Acquisitive Nature: Bharti’s credit profile is exposed to the risk of further spectrum-led and expansionary acquisitions in India and Africa. The equity injection of USD1.3bn from Qatar Foundation Endowment in FY14 could only offset the increased debt on consolidation of Qualcomm’s subsidiaries holding 2300MHz spectrum in four Indian zones and be used for two acquisitions in Africa. However, we expect Bharti to follow its stated strategy to repay debt and keep its leverage below 2.5x.

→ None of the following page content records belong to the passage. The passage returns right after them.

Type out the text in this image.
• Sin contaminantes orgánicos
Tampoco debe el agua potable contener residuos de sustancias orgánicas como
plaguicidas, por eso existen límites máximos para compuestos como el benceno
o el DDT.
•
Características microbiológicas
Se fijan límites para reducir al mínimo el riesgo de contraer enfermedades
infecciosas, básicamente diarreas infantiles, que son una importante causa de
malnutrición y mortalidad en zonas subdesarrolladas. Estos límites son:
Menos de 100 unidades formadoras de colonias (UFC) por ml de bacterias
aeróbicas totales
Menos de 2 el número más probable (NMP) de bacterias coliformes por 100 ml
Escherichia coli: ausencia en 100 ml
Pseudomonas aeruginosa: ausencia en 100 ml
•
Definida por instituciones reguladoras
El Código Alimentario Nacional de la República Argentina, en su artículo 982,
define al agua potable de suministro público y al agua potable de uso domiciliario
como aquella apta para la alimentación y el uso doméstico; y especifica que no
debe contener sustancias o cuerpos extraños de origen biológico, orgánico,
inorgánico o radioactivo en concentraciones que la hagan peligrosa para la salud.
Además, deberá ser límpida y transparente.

Solid Access to Capital: Bharti will need to refinance a part of its short-term debt as its cash and equivalents of INR149bn (USD2.5bn) at end-March 2014 fell short of the INR209bn (USD3.5bn) of debt maturing in the subsequent 12 months. Its access to capital is adequate as demonstrated in FY14 when it tapped capital markets four times and raised an aggregate of USD2.3bn. Liquidity could also benefit from Bharti’s plan to monetise its stake in its Indian tower arm, Bharti Infratel, and in its African tower portfolio. Bharti remains exposed to depreciation in the Indian rupee as it holds over 80% of its debt in non-rupee currencies. During FY14, its leverage was negatively affected because the rupee depreciated by more than 10%.
Negative: Future developments that could individually or collectively lead to negative rating actions include
- A higher-than-expected regulatory charge or M&A activity resulting in FFO-adjusted net leverage remaining above 2.5x on a sustained basis.
- A downgrade of India’s ‘BBB-’ Country Ceiling
- Negative free cash flows on a sustained basis.
Positive: Given the company’s business profile and investment needs, Fitch currently does not envisage any upgrade to Bharti’s ratings in the medium term. Bharti’s ratings are not constrained by India’s Country Ceiling, so an upgrade in the Country Ceiling will not necessarily lead to an upgrade of Bharti’s ratings.